Mismatches in Default Inheritance
Richard Hudson
for Linguistic Mismatch: Scope and Theory,
ed. by Elaine Francis and Laura Michaelis
Abstract
After a careful definition of default inheritance, the paper proposes that this is the correct explanation for every kind of mismatch. In support of this suggestion there is a fairly detailed discussion of word order mismatches in English, followed by a brief re-analysis of the word-order data from Zapotec that Broadwell has used as evidence for Optimality Theory. The rest of the paper surveys 22 different kinds of mismatch in order to show how they can be treated by default inheritance as exceptions to defaults. The last section considers implications for the architecture of language.
1. Why DI is the default explanation for mismatches
My theoretical point in this chapter is basically a very simple one: if mismatches are departures from a default pattern, then the best mechanism for both stating and explaining them is default inheritance (DI).
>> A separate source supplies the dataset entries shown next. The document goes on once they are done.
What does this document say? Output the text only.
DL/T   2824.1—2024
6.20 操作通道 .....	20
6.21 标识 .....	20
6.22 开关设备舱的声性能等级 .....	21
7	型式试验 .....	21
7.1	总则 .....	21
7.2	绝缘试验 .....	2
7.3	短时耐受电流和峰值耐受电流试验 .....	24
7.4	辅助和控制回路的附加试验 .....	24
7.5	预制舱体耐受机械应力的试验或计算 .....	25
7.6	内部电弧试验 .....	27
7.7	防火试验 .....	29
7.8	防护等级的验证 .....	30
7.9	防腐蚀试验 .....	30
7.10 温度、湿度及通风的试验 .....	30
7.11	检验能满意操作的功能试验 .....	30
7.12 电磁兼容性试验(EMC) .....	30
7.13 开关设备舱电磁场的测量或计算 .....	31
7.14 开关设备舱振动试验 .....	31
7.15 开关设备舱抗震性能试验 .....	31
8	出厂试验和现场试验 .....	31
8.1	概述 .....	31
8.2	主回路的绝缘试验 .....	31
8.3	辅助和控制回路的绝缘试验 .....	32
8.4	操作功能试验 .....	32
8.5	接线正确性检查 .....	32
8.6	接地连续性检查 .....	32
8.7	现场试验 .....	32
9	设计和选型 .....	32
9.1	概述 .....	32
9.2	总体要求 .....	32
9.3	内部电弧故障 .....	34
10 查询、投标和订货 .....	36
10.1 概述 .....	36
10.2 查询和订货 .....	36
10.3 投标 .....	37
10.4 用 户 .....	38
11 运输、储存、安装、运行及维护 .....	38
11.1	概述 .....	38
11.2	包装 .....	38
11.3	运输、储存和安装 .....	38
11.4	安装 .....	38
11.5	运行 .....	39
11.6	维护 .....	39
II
If this is true, there is no need to invoke any other kinds of mechanism for mismatches such as:
· special procedures for converting the default pattern into the mismatch pattern by moving, deleting or otherwise changing it - the standard tools of derivational theories;
· special procedures for resolving conflicts between competing patterns such as the constraint ranking of Optimality Theory.
There are already several linguistic theories in which DI plays an explicit and important part:
· Cognitive Grammar (Langacker 1998; Langacker 2000)
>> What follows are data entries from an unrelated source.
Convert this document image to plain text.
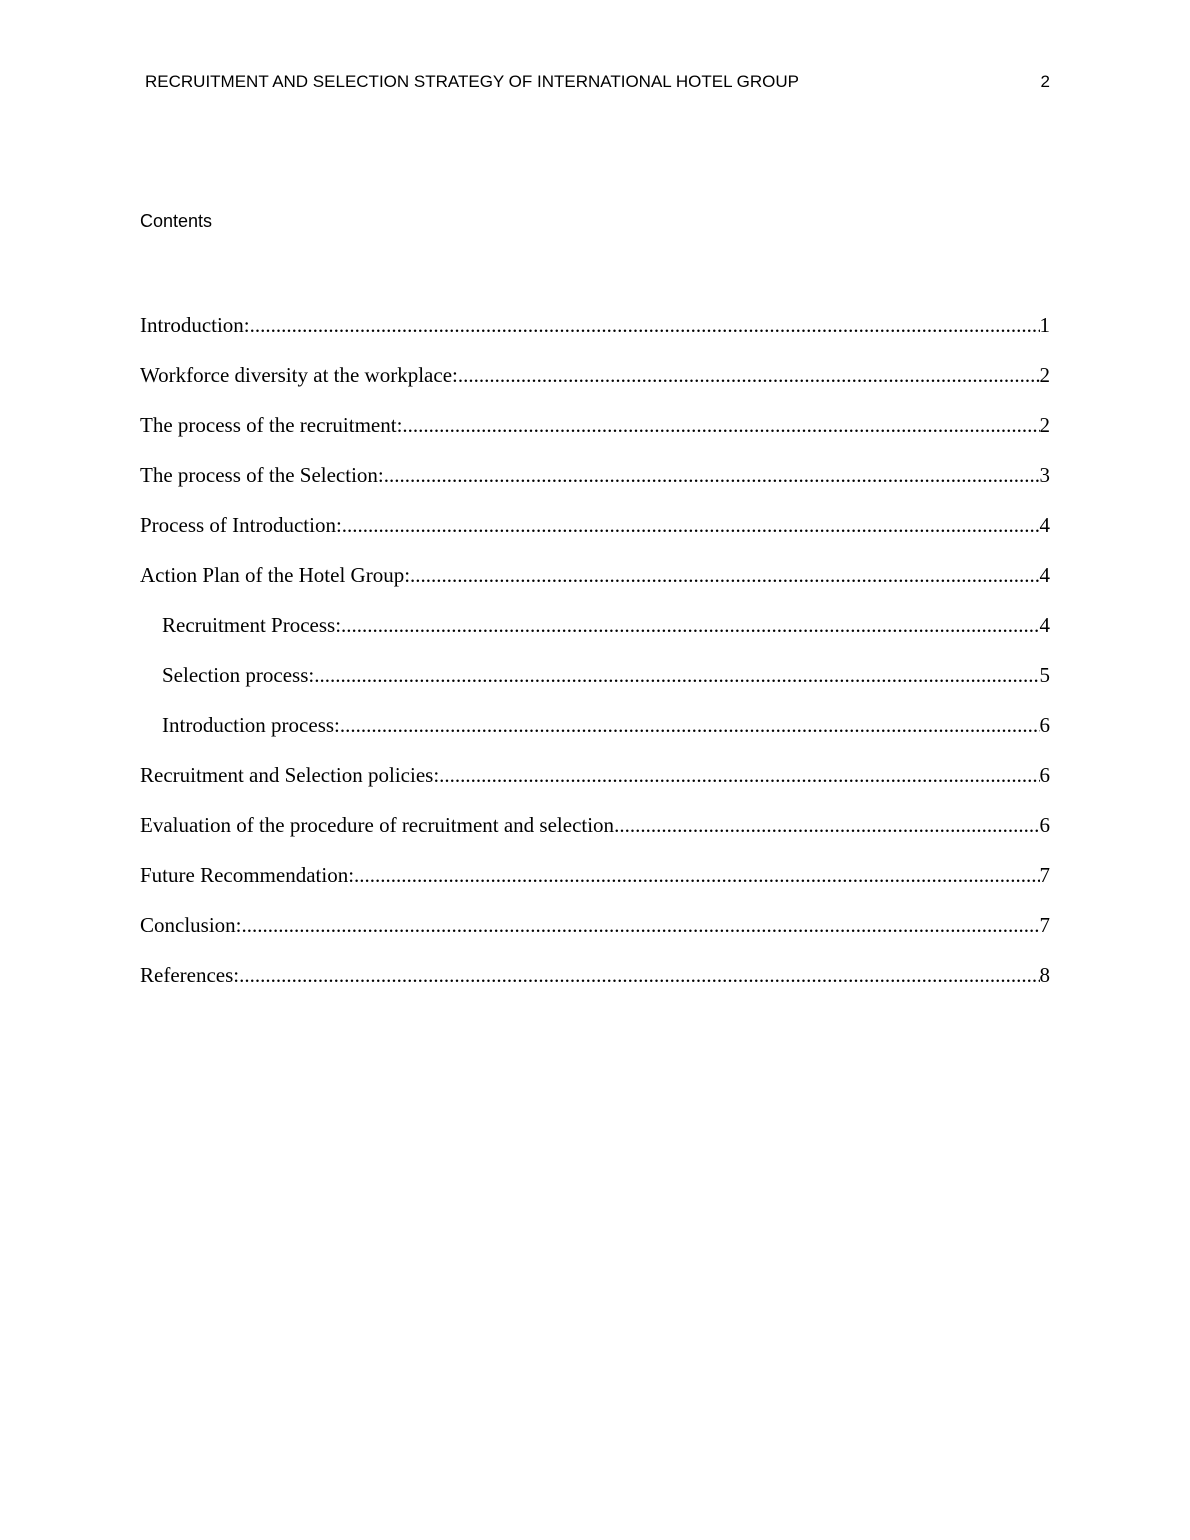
RECRUITMENT AND SELECTION STRATEGY OF INTERNATIONAL HOTEL GROUP	2
Contents
Introduction: .....	1
Workforce diversity at the workplace: .....	2
The process of the recruitment: .....	2
The process of the Selection: .....	3
Process of Introduction: .....	4
Action Plan of the Hotel Group: .....	4
Recruitment Process: .....	4
Selection process: .....	5
Introduction process: .....	6
Recruitment and Selection policies: .....	6
Evaluation of the procedure of recruitment and selection .....	6
Future Recommendation: .....	7
Conclusion: .....	7
References: .....	8
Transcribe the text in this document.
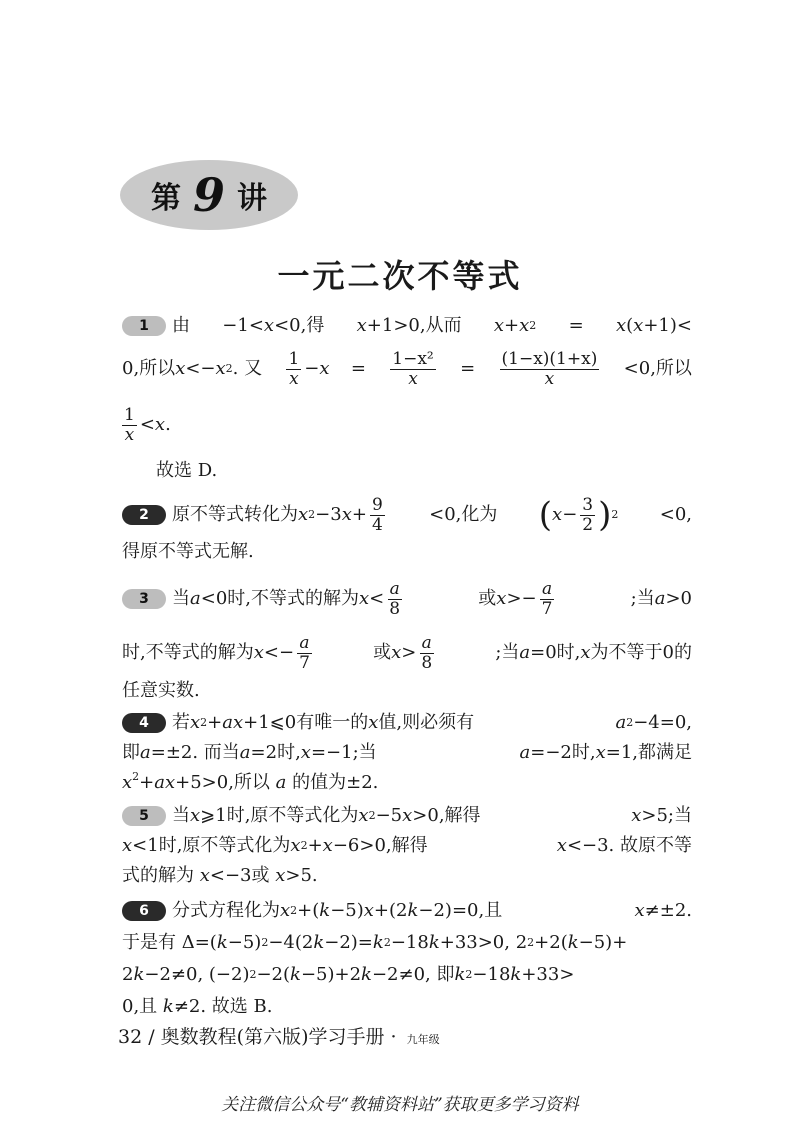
第 9 讲
一元二次不等式
1	由 −1< x <0,得 x +1>0,从而 x + x 2 = x ( x +1)<
0,所以 x <− x 2 . 又 $\frac{1}{x} - x = \frac{\text{1−x²}}{x} = \frac{(1-x)(1+x)}{x} <0$,所以
$\frac{1}{x} <x$.
故选 D.
2	原不等式转化为 x 2 −3 $x + \frac{9}{4} <0$,化为 ( $x - \frac{3}{2}$ ) 2 <0,
得原不等式无解.
3	当 a <0时,不等式的解为 $x < \frac{a}{8}$	或 $x >- \frac{a}{7}$	;当 a >0
时,不等式的解为 $x <- \frac{a}{7}$	或 $x > \frac{a}{8}$	;当 a =0时, x 为不等于0的
任意实数.
4	若 x 2 + ax +1⩽0有唯一的 x 值,则必须有	a 2 −4=0,
即 a =±2. 而当 a =2时, x =−1;当	a =−2时, x =1,都满足
$x^2+ax+5>0$,所以 a 的值为±2.
5	当 x ⩾1时,原不等式化为 x 2 −5 x >0,解得	x >5;当
x <1时,原不等式化为 x 2 + x −6>0,解得	x <−3. 故原不等
式的解为 x<−3或 x>5.
6	分式方程化为 x 2 +( k −5) x +(2 k −2)=0,且	x ≠±2.
于是有 Δ=( k −5) 2 −4(2 k −2)= k 2 −18 k +33>0, 2 2 +2( k −5)+
2 k −2≠0, (−2) 2 −2( k −5)+2 k −2≠0, 即 k 2 −18 k +33>
0,且 k≠2. 故选 B.
32 / 奥数教程(第六版)学习手册 · 九年级
关注微信公众号“教辅资料站”获取更多学习资料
· Construction Grammar (Fillmore, Kay, and O'Connor 1988; Goldberg 1995; Kay and Fillmore 1999)
· Head-driven Phrase Structure Grammar (Pollard and Sag 1994; Sag 1997)
· Word Grammar (Creider and Hudson 1999; Fraser and Hudson 1992; Hudson 1990; Hudson 2000a)
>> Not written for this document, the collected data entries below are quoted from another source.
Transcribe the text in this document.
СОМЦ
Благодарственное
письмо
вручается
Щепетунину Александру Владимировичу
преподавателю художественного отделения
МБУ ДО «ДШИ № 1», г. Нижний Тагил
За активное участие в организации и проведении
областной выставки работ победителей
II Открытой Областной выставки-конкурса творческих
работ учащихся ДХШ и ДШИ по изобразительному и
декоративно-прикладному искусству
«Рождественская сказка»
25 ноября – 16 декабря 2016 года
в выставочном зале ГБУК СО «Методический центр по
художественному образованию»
However there are others in which it has no place at all, so the claims of this paper are a major challenge to these theories. The position of DI raises fundamental theoretical issues which this chapter can hardly touch on, but at least I can explain how DI works and how it applies to some familiar examples of mismatch. This section will set the scene by explaining what DI is and why it is the best candidate for explaining all kinds of mismatch.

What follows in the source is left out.